Search code examples
pythonjsonneo4jbatch-processingpy2neo

TypeError: not JSON serializable Py2neo Batch submit


I am creating a huge graph database with over 1.4 million nodes and 160 million relationships. My code looks as follows:

from py2neo import neo4j
# first we create all the nodes
batch = neo4j.WriteBatch(graph_db)
nodedata = []

for index, i in enumerate(words): # words is predefined
    batch.create({"term":i})
    if index%5000 == 0: #so as not to exceed the batch restrictions
        results = batch.submit()
        for x in results:
            nodedata.append(x)
        batch = neo4j.WriteBatch(graph_db)

results = batch.submit()
for x in results:
    nodedata.append(x)

#nodedata contains all the node instances now
#time to create relationships

batch = neo4j.WriteBatch(graph_db)
for iindex, i in enumerate(weightdata): #weightdata is predefined 
    batch.create((nodedata[iindex], "rel", nodedata[-iindex], {"weight": i})) #there is a different way how I decide the indexes of nodedata, but just as an example I put iindex and -iindex
    if iindex%5000 == 0: #again batch constraints
        batch.submit() #this is the line that shows error
        batch = neo4j.WriteBatch(graph_db)
batch.submit()

I am getting the following error:

Traceback (most recent call last):
  File "test.py", line 53, in <module>
    batch.submit()
  File "/usr/lib/python2.6/site-packages/py2neo/neo4j.py", line 2116, in submit
    for response in self._submit()
  File "/usr/lib/python2.6/site-packages/py2neo/neo4j.py", line 2085, in _submit
    for id_, request in enumerate(self.requests)
  File "/usr/lib/python2.6/site-packages/py2neo/rest.py", line 427, in _send
    return self._client().send(request)
  File "/usr/lib/python2.6/site-packages/py2neo/rest.py", line 351, in send
    rs = self._send_request(request.method, request.uri, request.body, request.$
  File "/usr/lib/python2.6/site-packages/py2neo/rest.py", line 326, in _send_re$
    data = json.dumps(data, separators=(",", ":"))
  File "/usr/lib64/python2.6/json/__init__.py", line 237, in dumps
    **kw).encode(obj)
  File "/usr/lib64/python2.6/json/encoder.py", line 367, in encode
    chunks = list(self.iterencode(o))
  File "/usr/lib64/python2.6/json/encoder.py", line 306, in _iterencode
    for chunk in self._iterencode_list(o, markers):
  File "/usr/lib64/python2.6/json/encoder.py", line 204, in _iterencode_list
    for chunk in self._iterencode(value, markers):
  File "/usr/lib64/python2.6/json/encoder.py", line 309, in _iterencode
    for chunk in self._iterencode_dict(o, markers):
  File "/usr/lib64/python2.6/json/encoder.py", line 275, in _iterencode_dict
    for chunk in self._iterencode(value, markers):
  File "/usr/lib64/python2.6/json/encoder.py", line 317, in _iterencode
    for chunk in self._iterencode_default(o, markers):
  File "/usr/lib64/python2.6/json/encoder.py", line 323, in _iterencode_default
    newobj = self.default(o)
  File "/usr/lib64/python2.6/json/encoder.py", line 344, in default
    raise TypeError(repr(o) + " is not JSON serializable")
TypeError: 3448 is not JSON serializable

Could anybody please suggest me what exactly is happening here and how can I overcome it? Any kind of help would be appreciated. Thanks in advance! :)


Solution

  • It's hard to tell without being able to run your code with the same data set but this is likely to be caused by the type of the items in weightdata.

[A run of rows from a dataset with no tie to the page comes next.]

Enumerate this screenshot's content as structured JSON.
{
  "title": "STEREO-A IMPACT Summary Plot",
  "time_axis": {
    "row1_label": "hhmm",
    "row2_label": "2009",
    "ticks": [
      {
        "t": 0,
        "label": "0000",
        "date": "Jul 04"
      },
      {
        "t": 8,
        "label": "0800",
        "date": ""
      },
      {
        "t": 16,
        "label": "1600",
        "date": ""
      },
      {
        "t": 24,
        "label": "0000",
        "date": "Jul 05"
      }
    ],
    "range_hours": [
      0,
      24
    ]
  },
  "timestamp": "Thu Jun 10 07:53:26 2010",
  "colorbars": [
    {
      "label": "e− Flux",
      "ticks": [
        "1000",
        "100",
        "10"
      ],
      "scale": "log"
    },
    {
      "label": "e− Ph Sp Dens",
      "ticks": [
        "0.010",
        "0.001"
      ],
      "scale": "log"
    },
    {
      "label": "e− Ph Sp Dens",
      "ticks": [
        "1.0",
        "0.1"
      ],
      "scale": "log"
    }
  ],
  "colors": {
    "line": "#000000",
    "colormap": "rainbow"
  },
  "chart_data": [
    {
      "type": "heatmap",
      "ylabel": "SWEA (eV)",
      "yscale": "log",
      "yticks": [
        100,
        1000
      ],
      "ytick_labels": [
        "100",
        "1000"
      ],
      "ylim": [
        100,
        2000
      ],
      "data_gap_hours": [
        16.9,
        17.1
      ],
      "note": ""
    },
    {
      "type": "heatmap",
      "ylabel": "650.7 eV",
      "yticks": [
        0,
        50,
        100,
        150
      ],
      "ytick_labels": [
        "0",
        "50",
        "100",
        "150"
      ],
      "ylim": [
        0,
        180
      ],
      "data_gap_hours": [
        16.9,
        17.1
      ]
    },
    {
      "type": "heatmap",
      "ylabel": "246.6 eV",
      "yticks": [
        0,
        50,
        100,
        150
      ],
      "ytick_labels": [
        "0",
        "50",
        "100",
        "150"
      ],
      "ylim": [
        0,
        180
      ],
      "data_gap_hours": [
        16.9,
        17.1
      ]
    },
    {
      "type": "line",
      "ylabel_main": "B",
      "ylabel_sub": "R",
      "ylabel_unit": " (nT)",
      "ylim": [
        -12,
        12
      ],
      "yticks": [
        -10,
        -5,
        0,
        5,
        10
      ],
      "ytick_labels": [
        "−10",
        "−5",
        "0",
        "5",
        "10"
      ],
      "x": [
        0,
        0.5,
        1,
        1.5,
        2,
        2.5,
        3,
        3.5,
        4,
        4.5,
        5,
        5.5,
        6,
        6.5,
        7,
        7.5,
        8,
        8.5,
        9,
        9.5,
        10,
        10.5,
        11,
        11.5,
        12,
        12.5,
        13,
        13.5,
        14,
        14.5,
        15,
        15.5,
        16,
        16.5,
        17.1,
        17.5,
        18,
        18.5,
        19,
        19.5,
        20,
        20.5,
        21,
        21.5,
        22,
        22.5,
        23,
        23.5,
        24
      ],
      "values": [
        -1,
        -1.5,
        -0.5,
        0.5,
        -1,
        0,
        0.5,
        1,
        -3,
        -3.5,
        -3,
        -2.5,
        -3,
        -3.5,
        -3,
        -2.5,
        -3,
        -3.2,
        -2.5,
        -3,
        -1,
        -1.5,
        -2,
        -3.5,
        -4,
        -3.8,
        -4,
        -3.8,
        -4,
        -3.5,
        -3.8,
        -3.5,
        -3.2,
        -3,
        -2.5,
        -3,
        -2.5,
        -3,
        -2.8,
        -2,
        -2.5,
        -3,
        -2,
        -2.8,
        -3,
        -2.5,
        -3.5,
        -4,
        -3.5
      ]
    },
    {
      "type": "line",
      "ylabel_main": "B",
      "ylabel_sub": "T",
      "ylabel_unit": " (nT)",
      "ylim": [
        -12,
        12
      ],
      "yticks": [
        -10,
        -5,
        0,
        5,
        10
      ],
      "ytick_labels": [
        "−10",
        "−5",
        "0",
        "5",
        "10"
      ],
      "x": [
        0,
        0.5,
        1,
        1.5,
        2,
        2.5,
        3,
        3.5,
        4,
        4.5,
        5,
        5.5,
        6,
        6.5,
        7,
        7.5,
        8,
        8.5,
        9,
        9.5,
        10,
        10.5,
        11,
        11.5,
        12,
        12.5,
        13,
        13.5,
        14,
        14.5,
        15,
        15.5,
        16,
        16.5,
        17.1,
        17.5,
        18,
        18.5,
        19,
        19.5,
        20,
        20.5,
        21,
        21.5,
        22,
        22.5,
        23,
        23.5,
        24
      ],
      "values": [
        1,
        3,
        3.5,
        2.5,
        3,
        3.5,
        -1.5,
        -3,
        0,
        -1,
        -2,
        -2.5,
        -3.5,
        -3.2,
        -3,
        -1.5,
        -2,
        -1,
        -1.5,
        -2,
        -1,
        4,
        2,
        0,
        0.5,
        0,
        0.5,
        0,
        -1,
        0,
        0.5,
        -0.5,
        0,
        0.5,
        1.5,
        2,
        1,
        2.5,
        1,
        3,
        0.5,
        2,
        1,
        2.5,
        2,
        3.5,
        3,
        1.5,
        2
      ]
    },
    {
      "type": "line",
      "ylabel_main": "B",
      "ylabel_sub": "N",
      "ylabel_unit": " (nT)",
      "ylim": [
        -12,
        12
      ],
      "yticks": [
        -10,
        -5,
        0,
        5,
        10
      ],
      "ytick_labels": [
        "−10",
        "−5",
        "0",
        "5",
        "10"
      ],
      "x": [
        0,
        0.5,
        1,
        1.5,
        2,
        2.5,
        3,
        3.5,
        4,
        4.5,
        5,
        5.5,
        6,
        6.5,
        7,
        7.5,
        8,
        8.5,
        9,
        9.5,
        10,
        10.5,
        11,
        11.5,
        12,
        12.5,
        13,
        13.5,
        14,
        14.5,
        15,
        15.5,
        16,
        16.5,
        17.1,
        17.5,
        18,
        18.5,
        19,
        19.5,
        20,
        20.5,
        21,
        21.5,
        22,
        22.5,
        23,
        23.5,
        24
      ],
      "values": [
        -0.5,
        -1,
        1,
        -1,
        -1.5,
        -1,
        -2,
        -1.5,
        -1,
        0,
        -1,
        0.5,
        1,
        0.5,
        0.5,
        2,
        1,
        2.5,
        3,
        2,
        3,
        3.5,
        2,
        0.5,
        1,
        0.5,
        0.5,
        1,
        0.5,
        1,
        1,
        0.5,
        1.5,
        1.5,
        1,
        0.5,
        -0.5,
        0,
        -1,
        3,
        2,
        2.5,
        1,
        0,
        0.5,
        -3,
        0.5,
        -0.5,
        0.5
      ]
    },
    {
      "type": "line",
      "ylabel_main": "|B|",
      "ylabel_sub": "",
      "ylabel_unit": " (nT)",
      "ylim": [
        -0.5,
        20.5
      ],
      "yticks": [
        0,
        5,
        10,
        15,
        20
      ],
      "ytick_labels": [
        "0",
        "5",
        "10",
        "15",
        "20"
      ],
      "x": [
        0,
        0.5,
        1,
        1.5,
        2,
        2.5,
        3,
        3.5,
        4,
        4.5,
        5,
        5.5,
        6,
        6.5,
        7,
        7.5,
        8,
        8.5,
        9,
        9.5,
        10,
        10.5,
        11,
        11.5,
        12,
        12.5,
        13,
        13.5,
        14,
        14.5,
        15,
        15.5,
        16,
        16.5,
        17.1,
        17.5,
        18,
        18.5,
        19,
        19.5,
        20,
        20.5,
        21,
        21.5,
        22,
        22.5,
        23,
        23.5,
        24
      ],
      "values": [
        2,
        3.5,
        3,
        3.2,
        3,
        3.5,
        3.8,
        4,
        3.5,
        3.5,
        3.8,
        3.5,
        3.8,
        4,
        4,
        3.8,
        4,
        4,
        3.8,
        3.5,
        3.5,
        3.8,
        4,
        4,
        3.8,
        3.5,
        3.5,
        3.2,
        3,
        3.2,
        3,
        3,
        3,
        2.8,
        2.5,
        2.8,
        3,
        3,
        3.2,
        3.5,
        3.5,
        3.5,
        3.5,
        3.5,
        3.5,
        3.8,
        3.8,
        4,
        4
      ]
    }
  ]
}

    Step through your code or print the data type as you go to determine what the type of i is within the {"weight": i} portion of the relationship descriptor. You may find that this is not an int - which would be required for JSON number serialisation. If this theory is correct, you will need to find a way to cast or otherwise convert that property value into an int before using it in a property set.